Con el bautismo nos han dado un sobresaliente cum laude. Nos han puesto en el lugar de honor de la clase. Después, de lo que se trata es de hacer aprecio a ese don que nos han entregado. Miguel Ángel cuidó de ese regalo, ser hijo de Dios, desde muy pronto. En su infancia fue monaguillo de nuestra parroquia, Santa Engracia, allí maduró en la fe prestando servicio al sacerdote y al altar. Cuando acabó el bachillerato se matriculó en Ingeniería. Siempre había sido un buen estudiante, esforzado y responsable. Sin embargo no acabó sus estudios. ¿La razón? Sintió que Dios le llamaba al sacerdocio. Miguel Ángel lo tenía claro, en este mundo estaba para cumplir la voluntad de Dios. Esa era su premisa y la repetía a menudo. Cuando no sabía cómo obrar en algún tema nunca preguntaba qué es más práctico o qué me interesa o me gusta más, sino qué querrá Dios de mí.
Se incorporó como seminarista a los Legionarios de Cristo. Estaba entusiasmado por el celo apostólico de esta congregación, su amor a la Iglesia, su fidelidad al Papa, su preocupación por la formación. Allí se entregó en cuerpo y alma a la oración y a la formación. Pero a los cinco años de su ingreso discernió con su director espiritual que el camino al que Dios lo llamaba era otro: el matrimonio. Miguel Ángel siempre vio como un regalo inmenso aquellos años de formación. “Jamás podré pagarlos –decía-. En ninguna otra parte podría haber aprendido lo que allí me enseñaron”.
Se sumó al movimiento seglar de los Legionarios, Regnum Christi, y allí colaboró como subdirector de un colegio mayor. Como no podía estar quieto y a todo se entregaba con pasión, terminó por sufrir una crisis de estrés, lo que le obligó a dejar esta labor y a reiniciar paulatinamente su actividad en otros quehaceres. Acabó la carrera, trabajó y se puso a tiro para cumplir la que, entendía, era la voluntad de Dios: formar una familia cristiana. Pero Dios le llamó a su presencia con treinta y tres años.
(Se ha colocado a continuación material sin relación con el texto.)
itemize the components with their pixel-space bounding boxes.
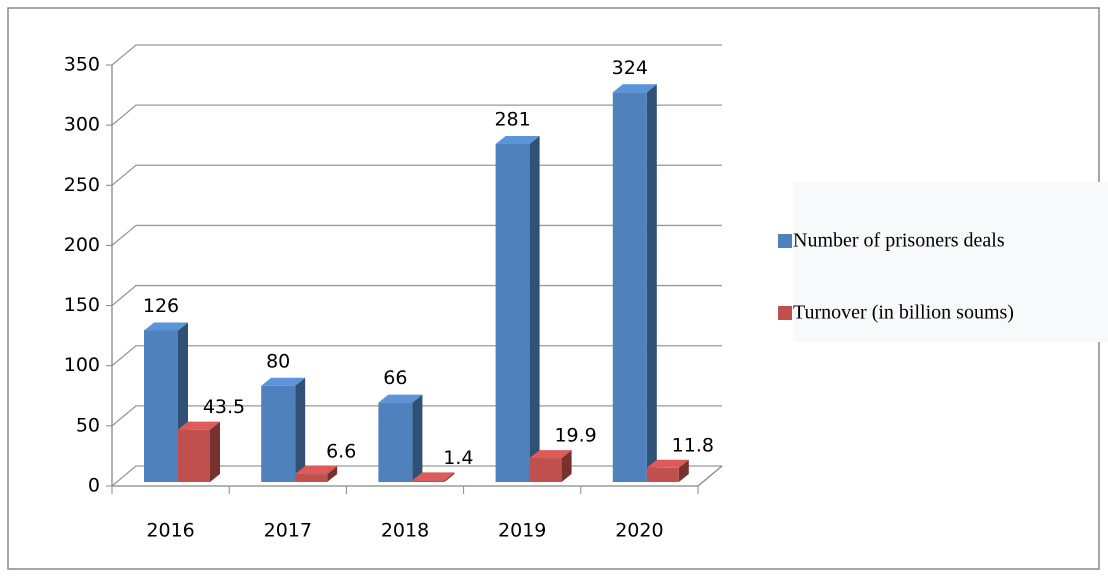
x-tick-label: 2019 [498,520,546,542]
bar [178,429,210,482]
legend-swatch [778,306,792,320]
data-label: 66 [383,367,407,389]
data-label: 281 [494,108,530,130]
bar-side [646,84,657,482]
bar-side [529,135,540,483]
legend-box [793,182,1108,342]
y-tick-label: 200 [64,234,100,256]
y-tick-label: 100 [64,354,100,376]
data-label: 43.5 [203,396,245,418]
bar-side [295,377,306,482]
x-tick-label: 2018 [381,520,429,542]
data-label: 11.8 [672,434,714,456]
bar-top [529,450,572,459]
x-tick-label: 2016 [146,520,194,542]
bar [261,385,296,482]
bar-top [144,322,188,331]
y-tick-label: 50 [76,414,100,436]
legend-label: Number of prisoners deals [793,230,1005,252]
x-axis-end [697,465,723,487]
bar-side [412,394,423,482]
y-tick-label: 0 [88,475,100,497]
bar [646,467,679,482]
bar-top [378,394,423,403]
data-label: 1.4 [443,447,473,469]
bar-side [327,466,338,482]
y-tick-label: 150 [64,294,100,316]
y-tick-label: 350 [64,54,100,76]
bar-side [561,450,572,482]
data-label: 6.6 [326,441,356,463]
data-label: 126 [143,295,179,317]
x-tick-label: 2020 [615,520,663,542]
x-tick-label: 2017 [264,520,312,542]
bar-side [444,472,455,482]
bar [295,474,328,482]
bar-top [261,377,306,386]
grid-line [111,44,722,66]
bar [529,458,562,482]
data-label: 324 [612,57,648,79]
data-label: 19.9 [554,425,596,447]
bar-top [495,135,540,144]
data-label: 80 [266,350,290,372]
bar-top [612,84,657,93]
bar [495,143,530,483]
y-tick-label: 250 [64,174,100,196]
bar [144,330,178,482]
y-tick-label: 300 [64,114,100,136]
bar-top [412,472,455,481]
bar-top [646,459,689,468]
legend-label: Turnover (in billion soums) [793,302,1014,324]
bar [378,402,413,482]
bar-top [295,466,338,475]
bar-side [678,459,689,482]
legend-swatch [778,234,792,248]
bar [412,480,445,482]
bar-top [178,421,220,430]
bar-side [210,421,220,482]
bar [612,92,647,482]
grid-line [111,104,722,126]
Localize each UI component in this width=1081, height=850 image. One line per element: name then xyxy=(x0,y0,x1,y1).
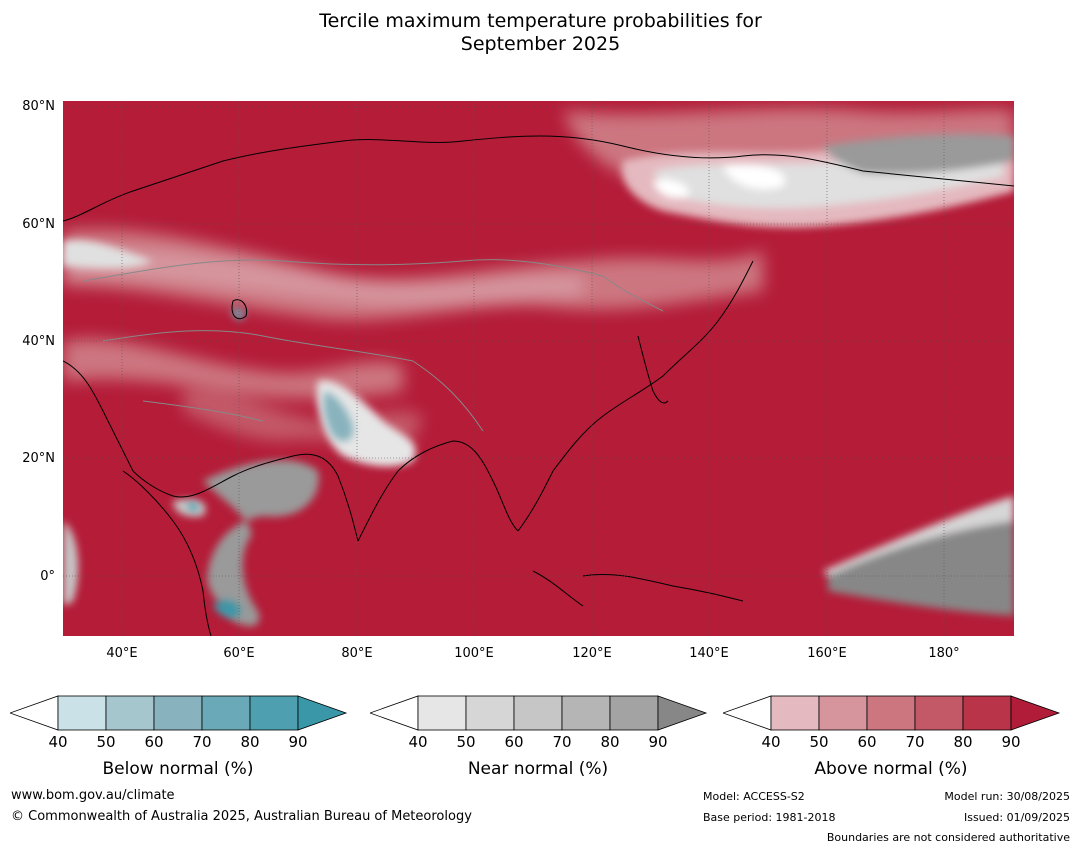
lat-label-20n: 20°N xyxy=(22,451,55,466)
above-arrow-left xyxy=(723,695,772,731)
lon-label-140e: 140°E xyxy=(689,646,729,661)
below-colorbar-cell xyxy=(153,695,203,731)
near-colorbar-cell xyxy=(609,695,659,731)
below-colorbar-cell xyxy=(57,695,107,731)
above-colorbar-tick: 40 xyxy=(761,733,781,751)
below-colorbar-tick: 80 xyxy=(240,733,260,751)
colorbar-above xyxy=(723,695,1061,731)
graticule xyxy=(63,101,1014,636)
below-colorbar-cell xyxy=(201,695,251,731)
probability-map xyxy=(62,101,1015,637)
above-colorbar-cell xyxy=(914,695,964,731)
lon-label-60e: 60°E xyxy=(223,646,255,661)
near-normal-zones xyxy=(63,134,1014,627)
below-colorbar-tick: 70 xyxy=(192,733,212,751)
near-arrow-left xyxy=(370,695,419,731)
lon-label-160e: 160°E xyxy=(807,646,847,661)
above-colorbar-cell xyxy=(866,695,916,731)
lat-label-60n: 60°N xyxy=(22,217,55,232)
below-colorbar-tick: 60 xyxy=(144,733,164,751)
above-colorbar-cell xyxy=(818,695,868,731)
lon-label-120e: 120°E xyxy=(572,646,612,661)
above-colorbar-tick: 80 xyxy=(953,733,973,751)
lon-label-80e: 80°E xyxy=(341,646,373,661)
lon-label-100e: 100°E xyxy=(454,646,494,661)
footer-website: www.bom.gov.au/climate xyxy=(11,788,175,803)
map-canvas xyxy=(62,101,1015,637)
below-colorbar-tick: 50 xyxy=(96,733,116,751)
footer-issued: Issued: 01/09/2025 xyxy=(963,811,1070,824)
colorbar-above-title: Above normal (%) xyxy=(814,759,968,779)
below-colorbar-cell xyxy=(249,695,299,731)
coastlines xyxy=(62,135,1015,637)
below-arrow-right xyxy=(297,695,348,731)
near-arrow-right xyxy=(657,695,708,731)
country-borders xyxy=(82,259,664,432)
footer-copyright: © Commonwealth of Australia 2025, Austra… xyxy=(11,809,472,824)
near-colorbar-tick: 70 xyxy=(552,733,572,751)
lon-label-40e: 40°E xyxy=(106,646,138,661)
below-colorbar-cell xyxy=(105,695,155,731)
lat-label-80n: 80°N xyxy=(22,99,55,114)
footer-model-run: Model run: 30/08/2025 xyxy=(944,790,1070,803)
above-colorbar-tick: 50 xyxy=(809,733,829,751)
above-colorbar-cell xyxy=(770,695,820,731)
near-colorbar-cell xyxy=(561,695,611,731)
above-colorbar-cell xyxy=(962,695,1012,731)
below-arrow-left xyxy=(10,695,59,731)
map-title: Tercile maximum temperature probabilitie… xyxy=(0,10,1081,56)
title-line-1: Tercile maximum temperature probabilitie… xyxy=(319,10,762,32)
title-line-2: September 2025 xyxy=(460,33,621,55)
lat-label-0: 0° xyxy=(40,569,55,584)
footer-base-period: Base period: 1981-2018 xyxy=(703,811,836,824)
colorbar-near-title: Near normal (%) xyxy=(467,759,609,779)
near-colorbar-cell xyxy=(465,695,515,731)
footer-disclaimer: Boundaries are not considered authoritat… xyxy=(826,831,1070,844)
footer-model: Model: ACCESS-S2 xyxy=(703,790,805,803)
above-arrow-right xyxy=(1010,695,1061,731)
above-colorbar-tick: 90 xyxy=(1001,733,1021,751)
colorbar-near xyxy=(370,695,708,731)
near-colorbar-tick: 60 xyxy=(504,733,524,751)
near-colorbar-tick: 90 xyxy=(648,733,668,751)
near-colorbar-cell xyxy=(417,695,467,731)
above-colorbar-tick: 60 xyxy=(857,733,877,751)
colorbar-below xyxy=(10,695,348,731)
lat-label-40n: 40°N xyxy=(22,334,55,349)
near-colorbar-tick: 80 xyxy=(600,733,620,751)
colorbar-below-title: Below normal (%) xyxy=(102,759,254,779)
lon-label-180: 180° xyxy=(928,646,960,661)
below-colorbar-tick: 40 xyxy=(48,733,68,751)
above-colorbar-tick: 70 xyxy=(905,733,925,751)
near-colorbar-tick: 40 xyxy=(408,733,428,751)
near-colorbar-cell xyxy=(513,695,563,731)
below-colorbar-tick: 90 xyxy=(288,733,308,751)
near-colorbar-tick: 50 xyxy=(456,733,476,751)
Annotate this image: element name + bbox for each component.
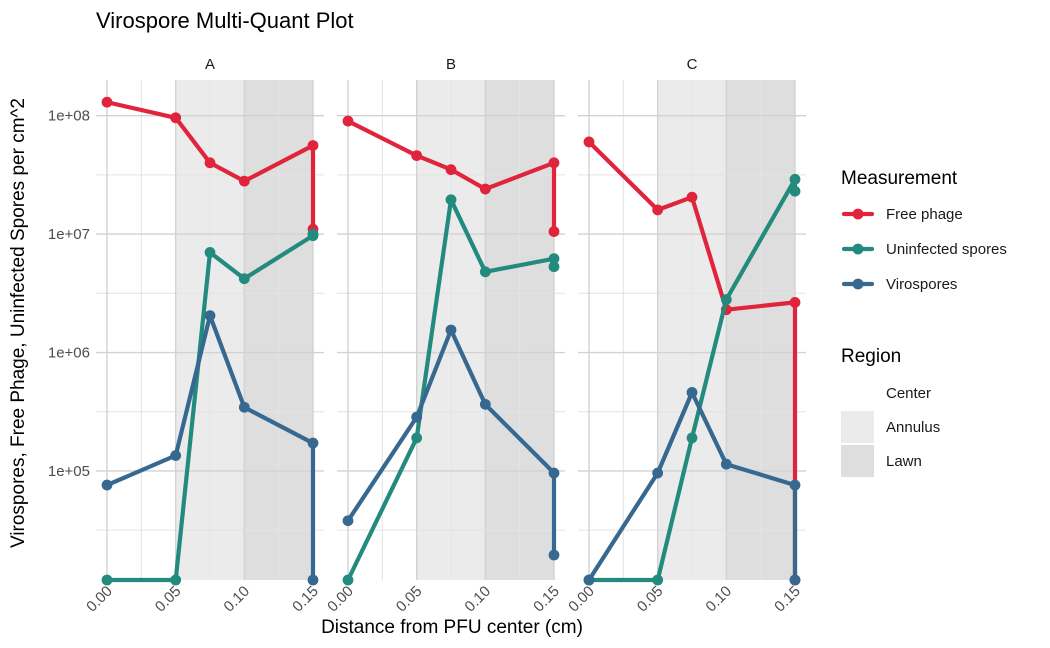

La muerte es como un ladrón, nadie sabe el día ni la hora. No importaba, esta vida es un tránsito y él estaba preparado, como las vírgenes prudentes: “Pasa al festín de tu Señor”. Aquella mañana, antes de salir de viaje, se había ido a confesar y había comulgado como todos los días. Con su muerte se han prodigado muchas gracias entre sus amigos, lo puedo asegurar por propia experiencia. Cuando las puertas del Cielo se abren para recibir a un santo la misericordia de Dios aprovecha para derramarse a raudales. Mi amigo Miguel Ángel no era una estatua sin corazón, no era un beato melindroso, es un santo, un hijo de Dios que está en la casa de su Padre.